Solve the simultaneous questions:
(a) x+y+z=-3 (1)
x-y-2z=13 (2)
y-4z=25 (3)
(b)x+2y+3z=-14 (1)
2x+3y-z=13 (2)
3x-y+2z=-7 (3)
I did this for you when you were Saphina AlMatary
http://www.jiskha.com/display.cgi?id=1477322557
I gave you a good hint for the second one
Did you even look at it?
In (a),
y=4z+25
so, use that in (1) and (2).
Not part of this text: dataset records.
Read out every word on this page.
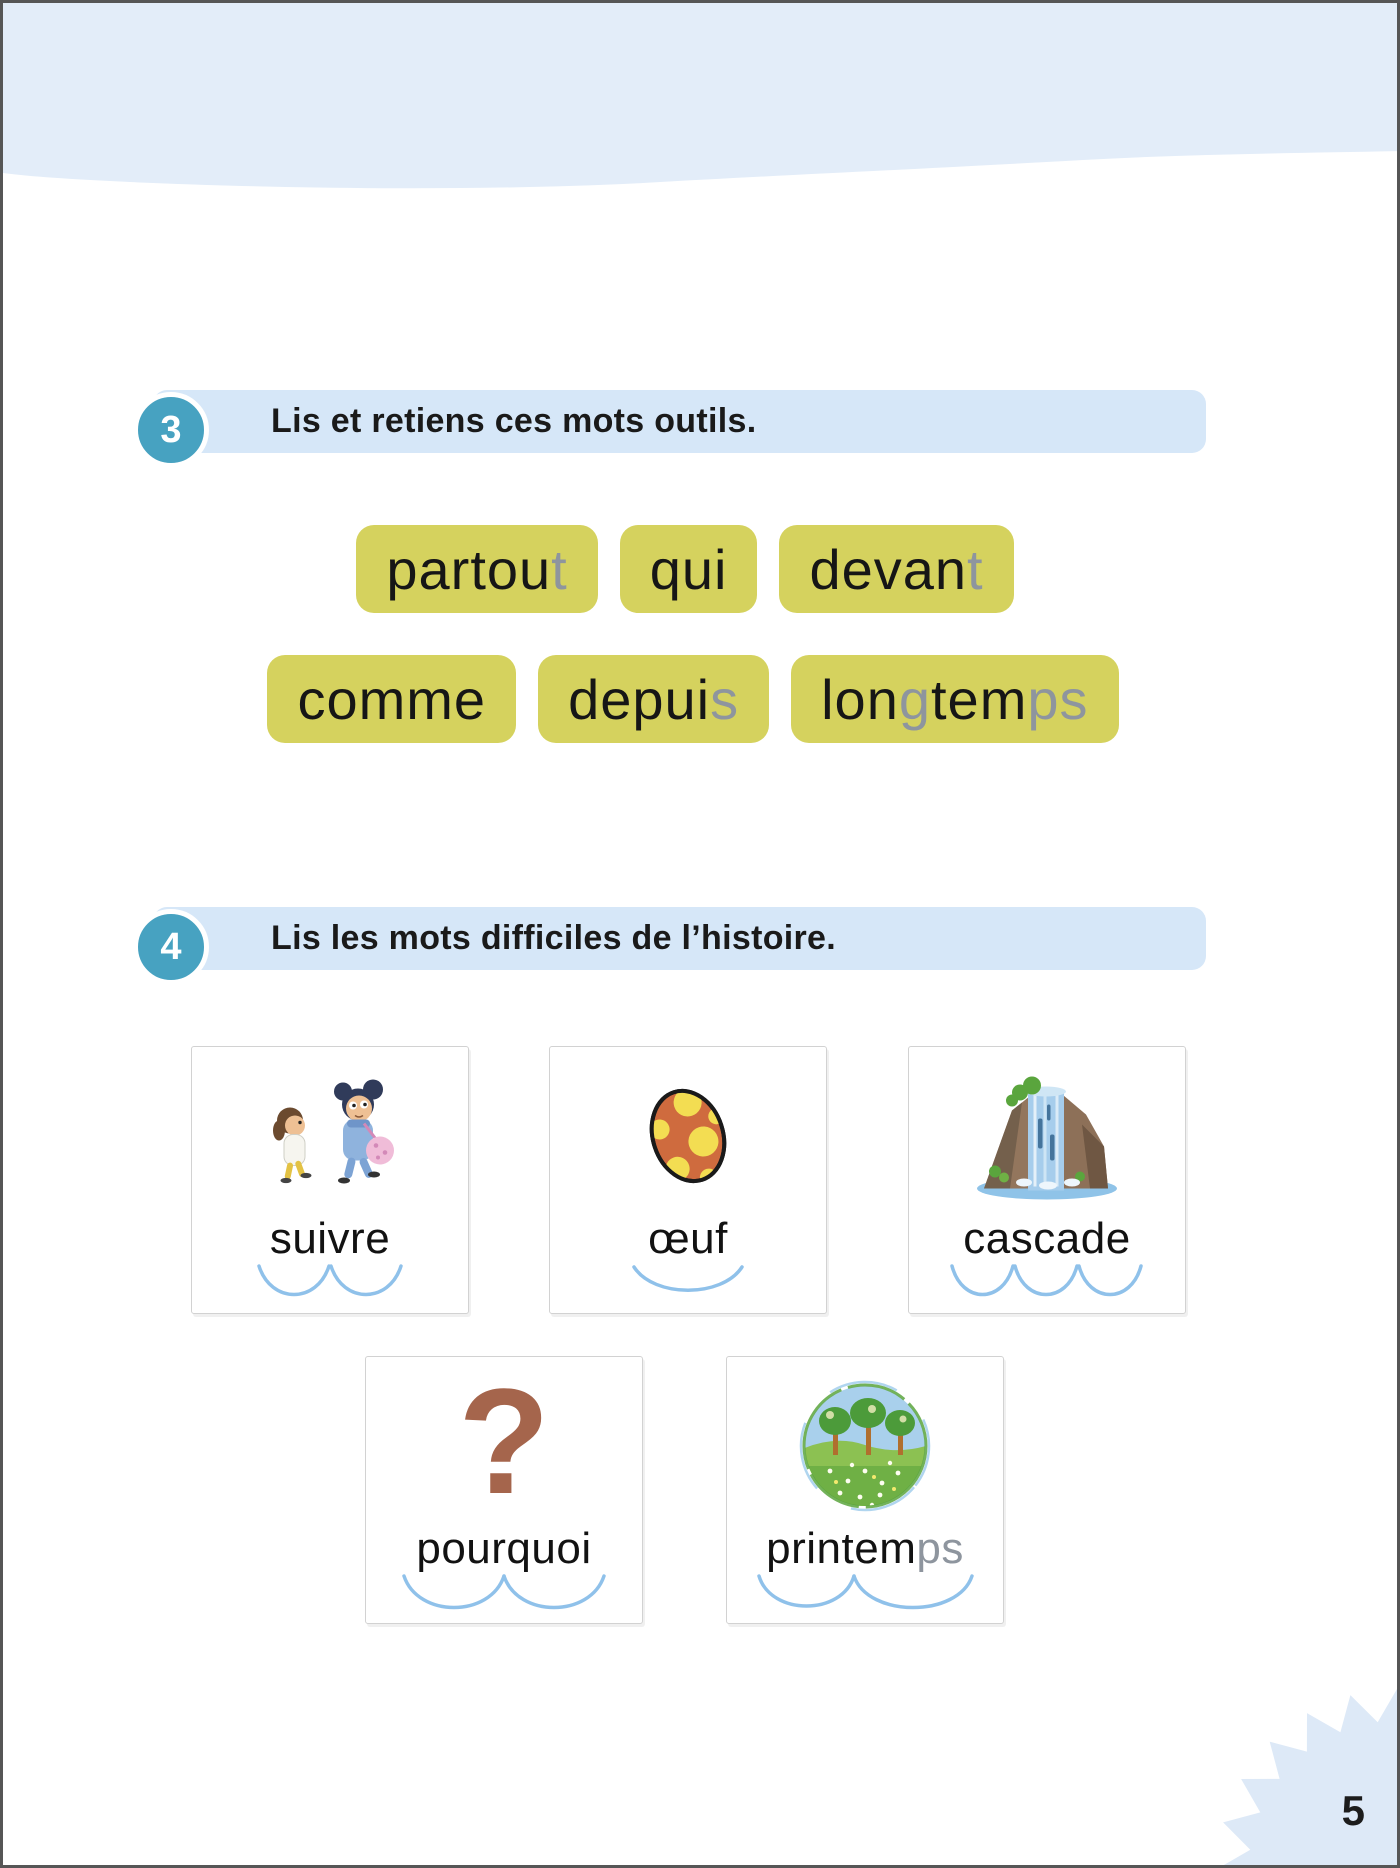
3	Lis et retiens ces mots outils.
partou t qui devan t
comme depui s lon g tem ps
4	Lis les mots difficiles de l’histoire.
suivre	œuf	cascade
?
pourquoi	printemps
5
Then you just have to solve two equations.
Similarly in (b), #3 gives
y = 3x+2z+7
Use that in (1) and (2)
To solve simultaneous equations, we can use the method of substitution or elimination. I will explain the method of elimination for both sets of equations.
(a)
To solve this set of equations using elimination, we can eliminate one variable at a time.
Step 1: Start by multiplying one or both equations by a suitable constant so that when added or subtracted, one variable will cancel out.
In this case, we can eliminate the variable x by multiplying equation (2) by -1 and equation (3) by 2.
Equation (2) multiplied by -1: -x + y + 2z = -13 (4)
Equation (3) multiplied by 2: 2y - 8z = 50 (5)
Step 2: Now, we can eliminate the variable y by multiplying equation (4) by 2 and equation (5) by 1.
Equation (4) multiplied by 2: -2x + 2y + 4z = -26 (6)
Equation (5) multiplied by 1: 2y - 8z = 50 (7)
Step 3: Add or subtract the equations to eliminate the variable y.
Equation (6) + Equation (7): -2x + 2y + 4z + 2y - 8z = -26 + 50
4z = 24
z = 6
Step 4: Substitute the value of z back into one of the original equations to solve for y.
Using equation (3): y - 4z = 25
y - 4(6) = 25
y - 24 = 25
y = 49
Step 5: Substitute the values of y and z back into one of the original equations to solve for x.
Using equation (1): x + y + z = -3
x + 49 + 6 = -3
x + 55 = -3
x = -58
So, the solution to the simultaneous equations in (a) is x = -58, y = 49, z = 6.
(b)
Following the same steps as above, we can solve this set of equations using elimination.
Step 1: Multiply equation (1) by 2, equation (2) by -1, and equation (3) by -3.
Equation (1) multiplied by 2: 2x + 4y + 6z = -28 (4)
Equation (2) multiplied by -1: -2x - 3y + z = -13 (5)
Equation (3) multiplied by -3: -9x + 3y - 6z = 21 (6)
Step 2: Add or subtract the equations to eliminate the variable x.
Equation (4) + Equation (5): 2x + 4y + 6z - 2x - 3y + z = -28 - 13
y + 7z = -41 (7)
Equation (7) + Equation (6): y + 7z - 9x + 3y - 6z = -41 + 21
-9x + 4y + z = -20 (8)
Step 3: Add or subtract the equations to eliminate the variable y.
Equation (8) - Equation (5): -9x + 4y + z - (-2x - 3y + z) = -20 - (-13)
-7x + 7y = -7
-x + y = -1 (9)
Step 4: Substitute the value of y back into the equation (9) to solve for x.
Using equation (9): -x + y = -1
-x + (-x + 1) = -1
-2x + 1 = -1
-2x = -2
x = 1
Step 5: Substitute the value of x back into equation (7) to solve for z.
Using equation (7): y + 7z = -41
(-1) + 7z = -41
7z = -40
z = -40/7 or -5.71
Step 6: Substitute the values of x and z back into equation (1) to solve for y.
Using equation (1): x + 2y + 3z = -14
1 + 2y + 3(-40/7) = -14
1 + 2y - 120/7 = -14
2y - 120/7 = -15
2y = -15 + 120/7
2y = -105/7 + 120/7
2y = 15/7
y = 15/7
So, the solution to the simultaneous equations in (b) is x = 1, y = 15/7, z = -40/7 or approximately x = 1, y = 2.14, z = -5.71.